“Sentieri selvaggi con Cristina Zavalloni, soprano”
Il contemporaneo dei “Sentieri Selvaggi”
La storia musicale dell’ensemble Sentieri Selvaggi, fondato nel 1997 assieme ad altri da Carlo Boccadoro, uno dei più rinomati compositori italiani degli ultimi decenni (oltre che direttore d’orchestra e musicologo), è ricca di progetti pregiati e collaborazioni prestigiose e senza confini, da Moni Ovadia a Micheal Nyman, da Philip Glass a Eugenio Finardi; l’obiettivo (pregevole e vent’anni fa certo non troppo usuale) è sempre stato programmaticamente quello di avvicinare il pubblico alla musica contemporanea.
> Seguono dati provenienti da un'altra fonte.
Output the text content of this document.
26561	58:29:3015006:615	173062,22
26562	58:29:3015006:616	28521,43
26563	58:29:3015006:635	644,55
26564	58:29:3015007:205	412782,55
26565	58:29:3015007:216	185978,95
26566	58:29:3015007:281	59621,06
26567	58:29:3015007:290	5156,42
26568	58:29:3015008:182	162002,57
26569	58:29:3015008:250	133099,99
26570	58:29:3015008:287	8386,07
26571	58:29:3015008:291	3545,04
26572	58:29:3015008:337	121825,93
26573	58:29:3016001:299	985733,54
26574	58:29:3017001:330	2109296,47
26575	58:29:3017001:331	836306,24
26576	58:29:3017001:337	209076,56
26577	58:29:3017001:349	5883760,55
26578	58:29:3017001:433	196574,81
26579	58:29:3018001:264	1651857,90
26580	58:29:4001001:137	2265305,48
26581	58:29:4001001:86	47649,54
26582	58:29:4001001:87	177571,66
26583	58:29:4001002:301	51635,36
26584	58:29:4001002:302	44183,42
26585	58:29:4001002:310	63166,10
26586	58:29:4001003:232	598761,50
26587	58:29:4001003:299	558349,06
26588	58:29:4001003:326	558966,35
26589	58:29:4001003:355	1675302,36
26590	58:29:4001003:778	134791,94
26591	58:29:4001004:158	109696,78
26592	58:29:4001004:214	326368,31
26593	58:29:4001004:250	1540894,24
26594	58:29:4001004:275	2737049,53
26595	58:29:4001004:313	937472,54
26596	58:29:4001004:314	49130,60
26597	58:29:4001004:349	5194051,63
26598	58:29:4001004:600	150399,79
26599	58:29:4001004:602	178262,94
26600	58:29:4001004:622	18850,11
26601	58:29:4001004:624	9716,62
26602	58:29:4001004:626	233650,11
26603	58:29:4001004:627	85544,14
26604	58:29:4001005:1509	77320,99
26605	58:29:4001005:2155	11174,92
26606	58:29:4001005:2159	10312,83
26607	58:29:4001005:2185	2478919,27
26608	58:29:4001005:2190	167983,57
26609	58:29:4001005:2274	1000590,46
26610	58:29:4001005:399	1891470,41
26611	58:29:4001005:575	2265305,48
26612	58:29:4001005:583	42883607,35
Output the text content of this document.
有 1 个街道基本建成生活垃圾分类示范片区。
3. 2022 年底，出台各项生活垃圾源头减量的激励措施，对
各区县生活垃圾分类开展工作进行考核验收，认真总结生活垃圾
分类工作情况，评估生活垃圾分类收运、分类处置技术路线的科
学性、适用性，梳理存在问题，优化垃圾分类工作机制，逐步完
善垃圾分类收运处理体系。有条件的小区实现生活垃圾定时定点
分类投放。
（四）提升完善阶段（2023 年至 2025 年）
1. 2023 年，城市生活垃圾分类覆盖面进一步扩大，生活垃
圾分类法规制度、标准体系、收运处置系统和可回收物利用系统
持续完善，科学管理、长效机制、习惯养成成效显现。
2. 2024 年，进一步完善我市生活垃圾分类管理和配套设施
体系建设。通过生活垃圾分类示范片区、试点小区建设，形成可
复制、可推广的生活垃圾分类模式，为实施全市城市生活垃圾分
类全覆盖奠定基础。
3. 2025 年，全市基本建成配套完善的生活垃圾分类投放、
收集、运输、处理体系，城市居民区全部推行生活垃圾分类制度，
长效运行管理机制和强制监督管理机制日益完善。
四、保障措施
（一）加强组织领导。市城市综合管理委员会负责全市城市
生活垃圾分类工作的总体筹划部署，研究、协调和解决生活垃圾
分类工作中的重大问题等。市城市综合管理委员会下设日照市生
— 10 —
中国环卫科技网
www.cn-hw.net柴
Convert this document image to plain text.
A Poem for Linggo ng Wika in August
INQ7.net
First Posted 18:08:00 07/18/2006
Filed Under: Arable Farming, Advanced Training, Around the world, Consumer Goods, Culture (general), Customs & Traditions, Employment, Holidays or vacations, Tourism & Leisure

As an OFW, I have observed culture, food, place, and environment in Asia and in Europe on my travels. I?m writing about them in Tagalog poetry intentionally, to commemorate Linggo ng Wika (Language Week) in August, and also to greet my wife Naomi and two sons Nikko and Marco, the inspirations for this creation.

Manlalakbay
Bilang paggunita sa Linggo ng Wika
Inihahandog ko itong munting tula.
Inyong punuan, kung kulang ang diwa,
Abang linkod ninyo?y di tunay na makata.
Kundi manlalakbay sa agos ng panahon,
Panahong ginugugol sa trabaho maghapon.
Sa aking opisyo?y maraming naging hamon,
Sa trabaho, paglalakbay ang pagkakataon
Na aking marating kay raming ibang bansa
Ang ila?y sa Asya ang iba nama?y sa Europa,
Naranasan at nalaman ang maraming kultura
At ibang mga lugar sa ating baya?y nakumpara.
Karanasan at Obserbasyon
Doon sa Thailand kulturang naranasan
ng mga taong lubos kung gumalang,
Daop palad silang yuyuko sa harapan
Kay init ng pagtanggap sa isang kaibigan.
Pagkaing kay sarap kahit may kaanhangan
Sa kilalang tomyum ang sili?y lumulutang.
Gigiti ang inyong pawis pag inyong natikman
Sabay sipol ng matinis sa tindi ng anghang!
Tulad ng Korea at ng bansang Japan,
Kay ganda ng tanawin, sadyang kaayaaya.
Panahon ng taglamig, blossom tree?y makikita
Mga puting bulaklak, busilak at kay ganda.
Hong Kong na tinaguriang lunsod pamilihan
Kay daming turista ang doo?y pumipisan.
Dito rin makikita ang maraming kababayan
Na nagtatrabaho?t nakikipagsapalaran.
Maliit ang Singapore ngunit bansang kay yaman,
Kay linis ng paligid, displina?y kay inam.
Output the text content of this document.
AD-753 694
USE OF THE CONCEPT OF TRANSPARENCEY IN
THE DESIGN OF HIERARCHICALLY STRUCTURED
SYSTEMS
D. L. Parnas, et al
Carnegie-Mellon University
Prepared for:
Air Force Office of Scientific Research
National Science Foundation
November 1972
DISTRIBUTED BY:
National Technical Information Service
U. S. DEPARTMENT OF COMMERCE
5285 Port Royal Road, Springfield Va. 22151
Davvero pregiato anche il cartellone, tra classici del Novecento come la Sonata per flauto, arpa e viola di Debussy e le Folk Songs di Berio e la nuova musica contemporanea italiana di Boccadoro, Testoni e Carlo Galante (commissionata per l’occasione), dove l’immediatezza e la chiara eloquenza della discorsività sonora sono state il fil rouge delle atmosfere ricche e variegate del programma.
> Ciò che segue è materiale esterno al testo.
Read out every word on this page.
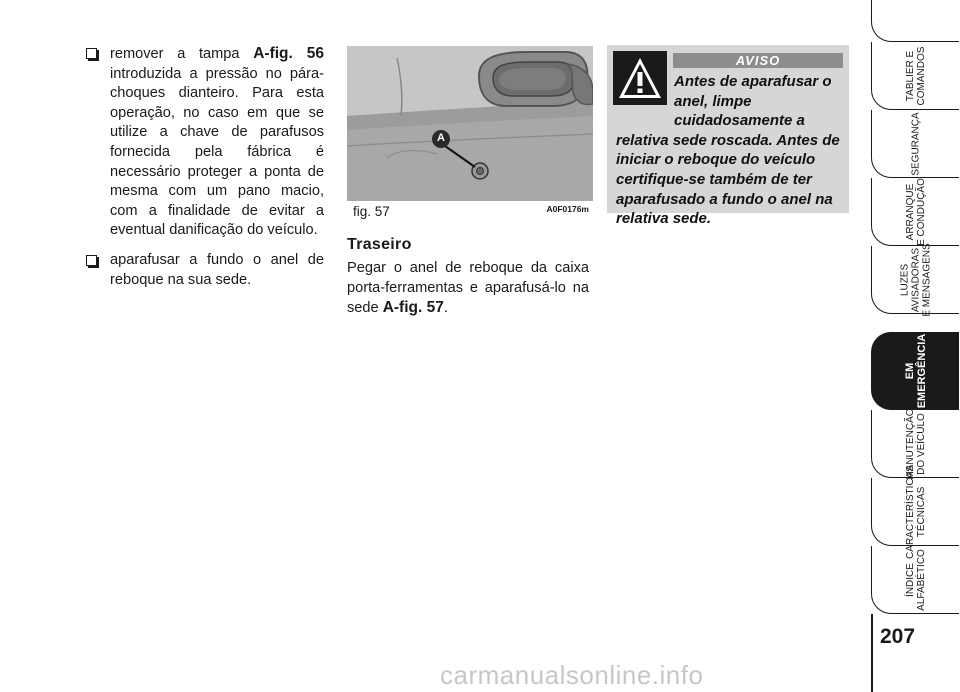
remover a tampa A-fig. 56 introduzida a pressão no pára-choques dianteiro. Para esta operação, no caso em que se utilize a chave de parafusos fornecida pela fábrica é necessário proteger a ponta de mesma com um pano macio, com a finalidade de evitar a eventual danificação do veículo.
aparafusar a fundo o anel de reboque na sua sede.
A
fig. 57	A0F0176m
Traseiro
Pegar o anel de reboque da caixa porta-ferramentas e aparafusá-lo na sede A-fig. 57.
AVISO
Antes de aparafusar o anel, limpe cuidadosamente a relativa sede roscada. Antes de iniciar o reboque do veículo certifique-se também de ter aparafusado a fundo o anel na relativa sede.
TABLIER E
COMANDOS
SEGURANÇA
ARRANQUE
E CONDUÇÃO
LUZES
AVISADORAS
E MENSAGENS
EM
EMERGÊNCIA
MANUTENÇÃO
DO VEÍCULO
CARACTERÍSTICAS
TÉCNICAS
ÍNDICE
ALFABÉTICO
207
carmanualsonline.info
Ma l’alchimia tra pagine d’alta qualità e musicisti di solida esperienza che solitamente caratterizza i migliori concerti sembra essere mancata, fin dall’inizio, con un Debussy piuttosto scomposto, a tratti frettoloso e nel terzo tempo addirittura aggressivo, con delle sonorità talvolta esageratamente sfogate e un flauto che ci è parso fin troppo felpato, quasi polveroso.
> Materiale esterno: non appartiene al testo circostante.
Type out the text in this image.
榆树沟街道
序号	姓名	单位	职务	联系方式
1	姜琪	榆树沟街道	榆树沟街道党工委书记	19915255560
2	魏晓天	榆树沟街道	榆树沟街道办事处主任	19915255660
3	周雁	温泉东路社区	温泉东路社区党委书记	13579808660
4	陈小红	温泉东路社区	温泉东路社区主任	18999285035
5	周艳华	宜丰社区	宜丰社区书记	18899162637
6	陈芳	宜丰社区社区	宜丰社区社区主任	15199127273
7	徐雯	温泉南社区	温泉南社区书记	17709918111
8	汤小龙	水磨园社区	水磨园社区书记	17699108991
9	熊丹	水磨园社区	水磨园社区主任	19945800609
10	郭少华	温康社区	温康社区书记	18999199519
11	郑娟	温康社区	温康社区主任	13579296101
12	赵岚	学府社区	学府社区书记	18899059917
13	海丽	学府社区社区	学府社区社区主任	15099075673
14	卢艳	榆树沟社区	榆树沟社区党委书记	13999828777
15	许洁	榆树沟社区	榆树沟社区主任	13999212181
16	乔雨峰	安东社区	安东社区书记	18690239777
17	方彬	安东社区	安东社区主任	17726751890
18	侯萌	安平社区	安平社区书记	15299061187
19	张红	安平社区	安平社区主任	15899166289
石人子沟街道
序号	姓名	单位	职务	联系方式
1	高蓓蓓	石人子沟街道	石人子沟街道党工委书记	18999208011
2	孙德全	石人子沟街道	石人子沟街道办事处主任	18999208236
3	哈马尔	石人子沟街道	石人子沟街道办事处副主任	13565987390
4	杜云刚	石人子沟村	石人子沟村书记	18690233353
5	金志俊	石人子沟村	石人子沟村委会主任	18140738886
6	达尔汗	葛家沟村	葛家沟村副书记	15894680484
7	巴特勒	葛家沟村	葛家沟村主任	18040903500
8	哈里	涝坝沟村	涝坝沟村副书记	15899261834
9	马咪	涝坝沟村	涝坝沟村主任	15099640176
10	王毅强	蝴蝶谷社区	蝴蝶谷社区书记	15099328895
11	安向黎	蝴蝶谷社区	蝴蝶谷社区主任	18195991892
Con Boccadoro alla direzione l’ensemble è parso indubbiamente meno frammentato e certamente sintassi e agogiche ne hanno guadagnato in amalgama e coerenza. La Zavalloni poi è sempre incantevole nel suo essere una figura da palcoscenico a tutto tondo, magnetica tanto nelle mille sfumature vocali ed espressive delle Folk Songs quanto nella tenuta del palco, nel dialogo di gesti e sguardi con gli altri musicisti, nell’eleganza dell’abito come della mimica corporea che cattura il pubblico a tal punto che quasi non le stacca gli occhi di dosso.
Interessante infine le “Poesie Occidentali” di Carlo Galante, che anche come spunto di modalità compositiva, oltre che come suggestioni per i cinque movimenti che compongono l’opera, ha preso i kenniger delle saghe nordiche, delle complesse metafore che di fatto sostituiscono ad un concetto una perifrasi più espressiva che lo esprime. È evidente il carattere descrittivo e onomatopeico della composizione, dove in un’atmosfera onirica e dorata il sonoro fragore del piatto racconta d’onde infrante e i glissati sinuosi degli archi seguono le spire striscianti d’un letto di serpenti.